Sen. Elizabeth Warren has emerged as a top critic of 2020 presidential hopeful Joseph R. Biden, including saying this week that he is betraying female voters by not supporting taxpayer funding for abortions.
Ms. Warren, jockeying with a handful of other Democrats for the No. 2 position in the presidential field, appears to have decided that the best way to stand out is to campaign with a notebook full of policy proposals and, when the opportunities arise, a stern critique of what the former vice president offers.
She tells voters she was fighting corporations when Mr. Biden, then a senator from Delaware, was defending credit card companies in bankruptcy legal battles in the 1990s.
She says Mr. Biden is wrong to believe Democrats can, and should, be prepared to work with Republicans once President Trump is out of office.
The flare-up of abortion politics created a new opportunity this week. Ms. Warren said Mr. Biden was wrong to signal support for the Hyde Amendment, a 4-decade-old compromise that says while abortion is legal, taxpayers won’t be forced to pay for elective abortions.
“We do not pass laws that take away that freedom from the women who are most vulnerable,” she said in an MSNBC town hall.
While other Democratic campaigns gripe about the focus on Mr. Biden or seek ways to carve out space, Ms. Warren is eager to lean into the Biden factor.
Analysts said one reason is she is trying to distinguish herself from Sen. Bernard Sanders, another leading contender with far-left proposals.

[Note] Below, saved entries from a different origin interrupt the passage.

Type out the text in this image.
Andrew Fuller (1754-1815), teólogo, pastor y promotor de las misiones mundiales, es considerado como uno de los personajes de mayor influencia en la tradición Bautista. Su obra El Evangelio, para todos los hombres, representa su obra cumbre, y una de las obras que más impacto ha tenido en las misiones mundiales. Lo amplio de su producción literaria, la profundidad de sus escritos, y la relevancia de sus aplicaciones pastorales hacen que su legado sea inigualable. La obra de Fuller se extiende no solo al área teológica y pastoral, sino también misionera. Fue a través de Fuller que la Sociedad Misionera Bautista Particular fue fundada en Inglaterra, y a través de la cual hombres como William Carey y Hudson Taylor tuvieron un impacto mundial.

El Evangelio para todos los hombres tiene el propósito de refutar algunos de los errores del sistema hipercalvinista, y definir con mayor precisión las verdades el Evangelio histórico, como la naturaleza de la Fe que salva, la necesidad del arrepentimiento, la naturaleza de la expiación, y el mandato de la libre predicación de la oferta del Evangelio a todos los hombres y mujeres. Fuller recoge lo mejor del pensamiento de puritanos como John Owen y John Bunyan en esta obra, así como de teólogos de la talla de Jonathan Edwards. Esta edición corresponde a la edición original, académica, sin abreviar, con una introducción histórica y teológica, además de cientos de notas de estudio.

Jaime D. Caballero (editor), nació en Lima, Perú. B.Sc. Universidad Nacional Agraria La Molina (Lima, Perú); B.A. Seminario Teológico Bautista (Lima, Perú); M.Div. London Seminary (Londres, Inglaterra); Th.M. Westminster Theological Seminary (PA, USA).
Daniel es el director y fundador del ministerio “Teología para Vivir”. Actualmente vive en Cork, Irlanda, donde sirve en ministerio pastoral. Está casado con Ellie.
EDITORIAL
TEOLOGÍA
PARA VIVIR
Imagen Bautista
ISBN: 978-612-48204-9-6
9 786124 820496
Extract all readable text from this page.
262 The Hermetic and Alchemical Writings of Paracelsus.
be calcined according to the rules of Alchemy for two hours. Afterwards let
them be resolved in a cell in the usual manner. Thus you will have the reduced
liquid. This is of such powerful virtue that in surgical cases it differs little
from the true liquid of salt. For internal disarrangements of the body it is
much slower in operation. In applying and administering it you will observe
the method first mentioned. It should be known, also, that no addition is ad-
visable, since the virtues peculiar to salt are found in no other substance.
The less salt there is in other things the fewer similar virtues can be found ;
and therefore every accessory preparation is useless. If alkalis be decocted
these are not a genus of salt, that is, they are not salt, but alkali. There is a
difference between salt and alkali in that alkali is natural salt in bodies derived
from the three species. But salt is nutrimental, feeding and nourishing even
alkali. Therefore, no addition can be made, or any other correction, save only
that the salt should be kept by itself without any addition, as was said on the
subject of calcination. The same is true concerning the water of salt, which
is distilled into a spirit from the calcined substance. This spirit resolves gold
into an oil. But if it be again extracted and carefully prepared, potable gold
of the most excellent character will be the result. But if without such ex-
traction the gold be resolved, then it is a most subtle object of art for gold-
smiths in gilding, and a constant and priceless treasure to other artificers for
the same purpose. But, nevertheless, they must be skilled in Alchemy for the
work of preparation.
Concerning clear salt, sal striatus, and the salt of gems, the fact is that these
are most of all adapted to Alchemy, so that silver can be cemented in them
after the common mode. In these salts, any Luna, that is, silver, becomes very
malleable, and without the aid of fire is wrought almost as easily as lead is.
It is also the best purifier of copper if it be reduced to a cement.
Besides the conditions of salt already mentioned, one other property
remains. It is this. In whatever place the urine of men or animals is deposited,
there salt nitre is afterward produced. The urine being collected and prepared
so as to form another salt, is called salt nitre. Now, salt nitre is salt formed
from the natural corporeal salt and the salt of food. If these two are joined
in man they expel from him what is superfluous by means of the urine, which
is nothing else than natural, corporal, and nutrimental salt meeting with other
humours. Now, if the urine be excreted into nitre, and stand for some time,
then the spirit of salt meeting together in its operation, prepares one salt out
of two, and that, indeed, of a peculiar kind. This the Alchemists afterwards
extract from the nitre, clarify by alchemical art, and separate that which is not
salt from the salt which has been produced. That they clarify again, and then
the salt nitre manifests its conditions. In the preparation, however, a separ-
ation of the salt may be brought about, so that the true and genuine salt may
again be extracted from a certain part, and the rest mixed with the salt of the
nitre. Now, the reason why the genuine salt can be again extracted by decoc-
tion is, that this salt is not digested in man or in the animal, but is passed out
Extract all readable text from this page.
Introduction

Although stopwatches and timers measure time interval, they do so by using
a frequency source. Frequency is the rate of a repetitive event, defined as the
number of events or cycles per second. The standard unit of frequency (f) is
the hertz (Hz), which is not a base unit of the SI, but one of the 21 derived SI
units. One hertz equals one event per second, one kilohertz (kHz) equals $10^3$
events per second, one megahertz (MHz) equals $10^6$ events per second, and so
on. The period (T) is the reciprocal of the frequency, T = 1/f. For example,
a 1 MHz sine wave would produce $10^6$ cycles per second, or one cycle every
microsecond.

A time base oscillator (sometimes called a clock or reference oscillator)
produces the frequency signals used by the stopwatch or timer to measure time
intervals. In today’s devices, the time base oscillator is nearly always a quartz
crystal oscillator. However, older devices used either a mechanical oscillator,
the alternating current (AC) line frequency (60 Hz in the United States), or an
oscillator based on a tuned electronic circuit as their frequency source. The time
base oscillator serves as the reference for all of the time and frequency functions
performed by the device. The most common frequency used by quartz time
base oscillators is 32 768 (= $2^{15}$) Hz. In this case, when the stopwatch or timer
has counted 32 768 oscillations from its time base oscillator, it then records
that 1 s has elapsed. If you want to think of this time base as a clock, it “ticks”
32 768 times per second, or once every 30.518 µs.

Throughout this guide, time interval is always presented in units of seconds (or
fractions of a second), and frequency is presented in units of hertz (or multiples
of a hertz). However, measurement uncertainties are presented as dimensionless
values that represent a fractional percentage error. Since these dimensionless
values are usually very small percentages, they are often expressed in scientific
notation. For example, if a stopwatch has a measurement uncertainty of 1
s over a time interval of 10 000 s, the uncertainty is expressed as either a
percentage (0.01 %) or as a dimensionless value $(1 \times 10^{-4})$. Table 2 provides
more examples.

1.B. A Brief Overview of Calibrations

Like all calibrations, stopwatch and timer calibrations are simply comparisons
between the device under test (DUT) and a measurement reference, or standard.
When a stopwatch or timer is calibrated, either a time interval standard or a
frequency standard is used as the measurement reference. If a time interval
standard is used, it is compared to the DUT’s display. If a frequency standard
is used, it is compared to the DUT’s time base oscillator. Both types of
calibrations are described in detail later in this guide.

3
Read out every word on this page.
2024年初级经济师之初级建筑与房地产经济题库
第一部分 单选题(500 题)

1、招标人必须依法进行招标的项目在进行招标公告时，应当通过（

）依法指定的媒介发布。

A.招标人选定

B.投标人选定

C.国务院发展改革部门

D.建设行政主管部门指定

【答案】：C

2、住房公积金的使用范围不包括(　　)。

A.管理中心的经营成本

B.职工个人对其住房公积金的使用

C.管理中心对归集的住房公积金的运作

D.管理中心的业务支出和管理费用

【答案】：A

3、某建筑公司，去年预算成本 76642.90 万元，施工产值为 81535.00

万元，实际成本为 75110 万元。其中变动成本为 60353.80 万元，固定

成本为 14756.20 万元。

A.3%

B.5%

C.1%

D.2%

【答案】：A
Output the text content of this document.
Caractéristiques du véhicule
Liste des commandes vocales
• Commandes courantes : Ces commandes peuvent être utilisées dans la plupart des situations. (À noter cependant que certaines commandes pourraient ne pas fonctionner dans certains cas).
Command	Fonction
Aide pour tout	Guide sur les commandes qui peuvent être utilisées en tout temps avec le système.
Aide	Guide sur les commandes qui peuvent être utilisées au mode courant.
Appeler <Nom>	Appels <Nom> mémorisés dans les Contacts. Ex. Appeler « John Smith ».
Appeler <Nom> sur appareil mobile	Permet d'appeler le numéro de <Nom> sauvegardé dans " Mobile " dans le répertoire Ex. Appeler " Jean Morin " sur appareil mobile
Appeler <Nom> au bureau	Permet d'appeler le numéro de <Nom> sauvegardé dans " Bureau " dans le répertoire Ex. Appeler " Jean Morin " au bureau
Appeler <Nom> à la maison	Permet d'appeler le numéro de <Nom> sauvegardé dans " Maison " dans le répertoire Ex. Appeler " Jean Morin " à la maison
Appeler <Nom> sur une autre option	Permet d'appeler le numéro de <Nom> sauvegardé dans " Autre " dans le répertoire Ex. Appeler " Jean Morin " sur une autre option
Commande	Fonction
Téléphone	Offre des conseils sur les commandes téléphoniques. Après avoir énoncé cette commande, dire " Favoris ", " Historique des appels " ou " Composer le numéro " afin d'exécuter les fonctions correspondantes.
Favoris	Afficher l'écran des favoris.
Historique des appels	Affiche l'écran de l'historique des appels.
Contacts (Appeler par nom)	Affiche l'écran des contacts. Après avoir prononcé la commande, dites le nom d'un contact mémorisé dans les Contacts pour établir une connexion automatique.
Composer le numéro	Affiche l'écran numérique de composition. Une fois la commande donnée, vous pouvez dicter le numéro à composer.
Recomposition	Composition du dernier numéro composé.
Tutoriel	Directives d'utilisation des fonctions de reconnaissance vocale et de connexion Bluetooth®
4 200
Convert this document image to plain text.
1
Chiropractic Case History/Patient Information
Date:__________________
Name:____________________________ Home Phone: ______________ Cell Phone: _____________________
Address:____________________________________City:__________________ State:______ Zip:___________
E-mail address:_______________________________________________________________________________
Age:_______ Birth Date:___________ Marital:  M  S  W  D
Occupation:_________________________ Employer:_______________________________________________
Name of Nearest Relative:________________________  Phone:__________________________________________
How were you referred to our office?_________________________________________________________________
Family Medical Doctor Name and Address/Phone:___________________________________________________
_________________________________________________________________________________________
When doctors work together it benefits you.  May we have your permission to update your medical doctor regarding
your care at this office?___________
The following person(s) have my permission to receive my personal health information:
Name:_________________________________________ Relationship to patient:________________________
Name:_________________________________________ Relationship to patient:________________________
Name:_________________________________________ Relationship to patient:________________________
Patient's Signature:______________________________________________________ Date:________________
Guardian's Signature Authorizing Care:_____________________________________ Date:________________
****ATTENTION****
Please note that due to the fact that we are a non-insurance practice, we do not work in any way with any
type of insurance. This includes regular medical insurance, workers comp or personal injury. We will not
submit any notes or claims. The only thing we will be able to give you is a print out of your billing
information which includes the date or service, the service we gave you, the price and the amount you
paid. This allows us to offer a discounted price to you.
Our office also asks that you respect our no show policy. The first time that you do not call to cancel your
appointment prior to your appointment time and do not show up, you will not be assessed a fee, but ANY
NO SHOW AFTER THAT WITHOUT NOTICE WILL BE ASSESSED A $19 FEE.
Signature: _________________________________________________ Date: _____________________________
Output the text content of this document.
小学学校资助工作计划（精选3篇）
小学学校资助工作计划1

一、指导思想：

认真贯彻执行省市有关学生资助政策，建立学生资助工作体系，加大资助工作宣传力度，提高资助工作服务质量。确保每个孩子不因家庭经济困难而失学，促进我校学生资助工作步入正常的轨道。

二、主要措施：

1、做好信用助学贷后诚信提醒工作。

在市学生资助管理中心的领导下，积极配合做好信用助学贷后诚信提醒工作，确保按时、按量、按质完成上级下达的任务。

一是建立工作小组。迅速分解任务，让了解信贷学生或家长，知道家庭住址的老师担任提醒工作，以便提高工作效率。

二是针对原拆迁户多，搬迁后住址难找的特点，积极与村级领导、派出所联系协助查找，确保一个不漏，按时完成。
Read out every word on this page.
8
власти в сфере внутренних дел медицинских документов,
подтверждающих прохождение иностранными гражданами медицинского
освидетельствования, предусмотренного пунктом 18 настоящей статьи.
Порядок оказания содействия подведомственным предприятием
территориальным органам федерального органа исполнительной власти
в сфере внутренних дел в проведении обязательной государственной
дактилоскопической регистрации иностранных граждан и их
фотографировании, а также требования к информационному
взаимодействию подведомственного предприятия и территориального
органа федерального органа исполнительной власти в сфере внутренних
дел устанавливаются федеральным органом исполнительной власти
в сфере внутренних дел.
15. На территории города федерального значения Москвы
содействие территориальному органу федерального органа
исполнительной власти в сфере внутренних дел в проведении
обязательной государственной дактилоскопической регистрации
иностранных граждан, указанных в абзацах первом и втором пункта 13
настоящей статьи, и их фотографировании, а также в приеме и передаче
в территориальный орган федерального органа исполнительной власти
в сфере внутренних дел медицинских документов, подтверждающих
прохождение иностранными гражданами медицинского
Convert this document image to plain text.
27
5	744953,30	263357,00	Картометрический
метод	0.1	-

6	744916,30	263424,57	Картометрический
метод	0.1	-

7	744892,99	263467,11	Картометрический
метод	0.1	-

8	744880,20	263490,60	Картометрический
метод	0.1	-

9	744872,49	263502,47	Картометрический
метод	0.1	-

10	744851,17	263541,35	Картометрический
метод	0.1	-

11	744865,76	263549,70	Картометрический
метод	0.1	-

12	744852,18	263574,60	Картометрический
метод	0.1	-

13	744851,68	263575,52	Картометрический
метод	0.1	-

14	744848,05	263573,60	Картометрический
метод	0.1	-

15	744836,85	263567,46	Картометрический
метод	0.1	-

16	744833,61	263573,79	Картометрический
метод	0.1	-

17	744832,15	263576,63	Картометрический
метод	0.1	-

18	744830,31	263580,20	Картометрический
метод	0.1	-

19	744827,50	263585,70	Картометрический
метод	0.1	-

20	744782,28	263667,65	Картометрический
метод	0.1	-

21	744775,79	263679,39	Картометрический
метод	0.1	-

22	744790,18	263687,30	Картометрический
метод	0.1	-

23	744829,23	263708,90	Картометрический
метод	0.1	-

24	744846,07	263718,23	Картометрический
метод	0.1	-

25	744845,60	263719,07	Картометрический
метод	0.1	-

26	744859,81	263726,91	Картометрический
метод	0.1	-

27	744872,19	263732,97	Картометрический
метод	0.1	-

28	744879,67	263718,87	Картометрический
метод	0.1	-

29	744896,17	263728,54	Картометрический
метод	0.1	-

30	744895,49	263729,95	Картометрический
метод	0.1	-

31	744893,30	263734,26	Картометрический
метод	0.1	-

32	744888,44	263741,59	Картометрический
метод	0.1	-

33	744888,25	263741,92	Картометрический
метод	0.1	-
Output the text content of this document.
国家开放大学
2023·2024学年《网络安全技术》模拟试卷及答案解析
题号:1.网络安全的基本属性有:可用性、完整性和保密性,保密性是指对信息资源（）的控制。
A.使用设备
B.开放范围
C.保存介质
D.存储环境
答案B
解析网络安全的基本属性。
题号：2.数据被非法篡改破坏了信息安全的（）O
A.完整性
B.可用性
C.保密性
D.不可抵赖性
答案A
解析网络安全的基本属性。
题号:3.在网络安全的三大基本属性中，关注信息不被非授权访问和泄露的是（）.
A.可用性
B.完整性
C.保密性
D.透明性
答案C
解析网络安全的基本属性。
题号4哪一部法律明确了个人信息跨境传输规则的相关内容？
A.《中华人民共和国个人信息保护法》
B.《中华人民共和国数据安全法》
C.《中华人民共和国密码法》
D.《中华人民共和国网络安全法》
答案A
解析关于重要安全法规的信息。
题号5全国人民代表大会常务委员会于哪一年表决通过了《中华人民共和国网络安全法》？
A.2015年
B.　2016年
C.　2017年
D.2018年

“She shares a lot of the same space with Bernie Sanders, and I know Sanders people freak out when I make that comparison, but the reality is, policy aside, it is the outsiders who want to fight the institutional players, and since she is competing with Bernie for more of that space, Biden is the ultimate institutional,” said Scott Ferson, a Massachusetts-based Democratic strategist. “I don’t know if there is enough oxygen for Bernie and Warren in the race, if one of them is going to be successful.”
The pressure from Ms. Warren and others appeared to pay off substantively Thursday when Mr. Biden said in a speech at a fundraiser in Atlanta that he had changed his stance on the Hyde Amendment because “circumstances have changed.”
The political side of the battle is likely to play out in New Hampshire, which holds the nation’s first primary and which is being viewed as a must-win for Mr. Sanders or Ms. Warren.
“If she can be seen as the alternative to Biden — and a lot has to happen to Sanders for that to happen — then she is much better positioned obviously,” said David Paleologos, director of the Suffolk University Political Research Center.
Mr. Sanders also has not hesitated to draw contrasts with Mr. Biden, and his camp says it welcomes those who have sincere policy differences with Mr. Biden to make that contrast clear.
“All of Bernie Sanders’ politics come from conviction,” said Sanders campaign manager Faiz Shakir. “It is not a game. It is not like he is trying to draw contrast with Biden because it would be politically advantageous. They come from deep philosophical differences on how they would approach matters of policy significance.”
Mr. Sanders has pointed out that he was on the opposite side of legislative battles from Mr. Biden on the North American Free Trade Agreement and the Iraq War, and that the former vice president has been too timid on climate change and reluctant to embrace “Medicare for All.”
Others, including South Bend, Indiana, Mayor Pete Buttigieg, and Sens. Kamala D. Harris of California and Cory A. Booker of New Jersey, have tried to create daylight with Mr. Biden, who has consistently led in early polls.
Ms. Warren, though, has seized the anti-Biden headlines for the moment.
Rod Sullivan, a Johnson County, Iowa, supervisor who described himself as the first elected official in the nation to back Mr. Sanders in 2016, but is backing Ms. Warren this year, said her willingness to mix it up is “one of the qualities that attracted me to her campaign.”
“She does it because that is who she is,” Mr. Sullivan said. “If she thinks anybody is saying something that is incorrect or not going to benefit the average worker, she is going to say it. It doesn’t matter if it is the current president or the former vice president.”
Mr. Sullivan said battling Mr. Biden may make her attractive to voters also interested in Mr. Sanders, “but I really don’t think she makes that decision based on politics as she does based upon a very real difference in policy.”
Ms. Warren had a rough early campaign season, struggling to explain away her previous claims of American Indian ancestry, but now appears to have gained some footing. Though the ancestry issue continues to pop up, she has risen in the polling after becoming the first major candidate to call for Mr. Trump’s impeachment.
She also has kept a packed schedule.
Dan Geldon, her chief of staff, tweeted this week that she has visited more than 20 states and Puerto Rico, has held 90 town halls, and has taken more than 25,000 selfies and 14,000 questions from the press.
Ms. Warren has climbed from 6% to 8.2% in the RealClearPolitics average of national polls since calling for Mr. Trump’s impeachment, putting her third behind Mr. Biden and Mr. Sanders.